Of these, the last two, I think, are key: they are the root cause of the other problems. In fact, to take it further, the real key is the last. We talk a lot about ‘Game AI’, but really there’s nothing remotely approaching artificial intelligence in modern games. Non-player characters do not think; they do not learn; they do not reason; they do not know. They speak only from the script. And they speak only from the script because of the fetish for voice acting.

Death to Dum-Dum

As I’ve argued elsewhere, repeatedly, we can now generate a wide variety of naturalistic speaking voices, and have them narrate text. Now of course there’s great deal of information conveyed in human vocal communication in addition to the words – of which emotion is only an example, although an important one. Generating voices with the right tone, the right emphasis, for different situations may be harder than I anticipate; there may be an ‘uncanny valley’ in which generated speech just sounds uncomfortably off.

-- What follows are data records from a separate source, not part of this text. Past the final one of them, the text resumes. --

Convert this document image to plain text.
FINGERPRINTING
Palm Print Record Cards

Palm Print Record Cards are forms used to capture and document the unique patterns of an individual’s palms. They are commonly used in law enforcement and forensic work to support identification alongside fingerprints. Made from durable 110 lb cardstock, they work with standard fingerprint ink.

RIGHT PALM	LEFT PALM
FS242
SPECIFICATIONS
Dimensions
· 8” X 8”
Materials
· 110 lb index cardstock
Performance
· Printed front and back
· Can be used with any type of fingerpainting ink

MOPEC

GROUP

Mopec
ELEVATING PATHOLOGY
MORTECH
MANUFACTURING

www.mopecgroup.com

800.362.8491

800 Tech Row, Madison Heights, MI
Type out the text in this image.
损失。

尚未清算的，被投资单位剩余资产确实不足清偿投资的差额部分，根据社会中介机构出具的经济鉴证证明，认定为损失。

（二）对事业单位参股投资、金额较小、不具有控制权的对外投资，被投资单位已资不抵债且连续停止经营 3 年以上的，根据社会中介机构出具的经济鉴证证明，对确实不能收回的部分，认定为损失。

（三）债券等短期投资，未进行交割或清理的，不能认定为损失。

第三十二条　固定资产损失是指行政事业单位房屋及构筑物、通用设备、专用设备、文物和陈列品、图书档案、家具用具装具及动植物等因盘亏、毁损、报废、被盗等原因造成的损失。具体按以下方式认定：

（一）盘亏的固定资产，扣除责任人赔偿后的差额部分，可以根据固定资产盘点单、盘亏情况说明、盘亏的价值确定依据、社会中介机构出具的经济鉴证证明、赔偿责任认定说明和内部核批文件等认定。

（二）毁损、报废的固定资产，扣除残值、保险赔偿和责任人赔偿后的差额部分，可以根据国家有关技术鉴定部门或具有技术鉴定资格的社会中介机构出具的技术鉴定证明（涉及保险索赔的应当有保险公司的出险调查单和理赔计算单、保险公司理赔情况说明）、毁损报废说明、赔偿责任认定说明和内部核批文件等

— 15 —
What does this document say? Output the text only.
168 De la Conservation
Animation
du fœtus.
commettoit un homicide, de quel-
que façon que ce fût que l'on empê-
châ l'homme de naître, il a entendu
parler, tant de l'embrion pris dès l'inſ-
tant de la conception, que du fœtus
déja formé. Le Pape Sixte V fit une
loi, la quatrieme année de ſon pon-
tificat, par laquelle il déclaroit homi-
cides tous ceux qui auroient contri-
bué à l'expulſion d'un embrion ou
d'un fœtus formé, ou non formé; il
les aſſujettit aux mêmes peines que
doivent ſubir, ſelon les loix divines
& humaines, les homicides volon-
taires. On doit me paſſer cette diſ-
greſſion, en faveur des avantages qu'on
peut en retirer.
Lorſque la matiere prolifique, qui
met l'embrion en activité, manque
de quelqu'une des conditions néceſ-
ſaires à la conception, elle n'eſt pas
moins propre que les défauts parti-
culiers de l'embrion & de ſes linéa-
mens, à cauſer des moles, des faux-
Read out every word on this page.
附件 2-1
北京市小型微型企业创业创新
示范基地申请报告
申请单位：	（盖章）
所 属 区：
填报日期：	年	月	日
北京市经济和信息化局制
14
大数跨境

But it’s a trade off. For possibly less than perfect vocal performance, you get the possibility of much richer repertoire. You get not only the possibility that non-player characters can talk about the weather, or gossip about their neighbours, or give you directions to local places of interest. You get the possibility that a non-player character’s attitude to you may be conditioned by the fact that they’ve heard that you stole from their second cousin, or that you killed an outlaw who’d raped one of their friends.

Suddenly, they can have attitudes about things that happen in the world, opinions about major political figures in it, about their neighbours, about you the player, which are not scripted, which are emergent. When they learn new information which conflicts with something they already knew, their attitudes will change, as that new information is integrated. Intelligent behaviour will emerge.

And with the emergence of intelligent behaviour comes the emergence of possibilities for negotiation, for diplomacy, for dynamic, unscripted, friendships and romances. Which means, there are things you can do to interact with every non-player character, even ones who are not ‘plot’ characters, other than just kill them.

And as new gameplay possibilities emerge, as new stories emerge organically out of the dynamically changing relationships between non-player characters in the world, the need for scripting decreases.

The problem with scripting is that it greatly limits player agency. The story can only have one of a few predetermined – literally, scripted – endings. This is clearly expressed in a review of Red Dead Redemption 2 which I recomment to you; but is equally true of almost all other games.

Dynamic side quests have fallen into disfavour, because, when they’ve been tried in earlier generation games, there were too few possibilities, and they became repetitive and boring. I don’t believe, with the wealth of compute resource we now have, this any longer need be the case. On the contrary, I think we can now dynamically generate a wide range of different, and differently complex, side quests. I think, in fact, that these can emerge organically from the structure of the game world.

Death to Psycho-Killer

If the main way a player can interact with non-player characters is to kill them, and if the player doesn’t have a systematic combat advantage over non-player characters, then it’s going to be a short game. This is why players in many or most video games do start with a systematic combat advantage, and that combat advantage tends to increase over the course of the game as the player becomes more proficient with the combat system, and acquires better weapons, armour and combat buffs. This in turn means that to keep combat ‘interesting’, the game has to through larger and larger armies of ‘bad’ non-player characters against the player – a fault seen at its worst in Dragon Age 2.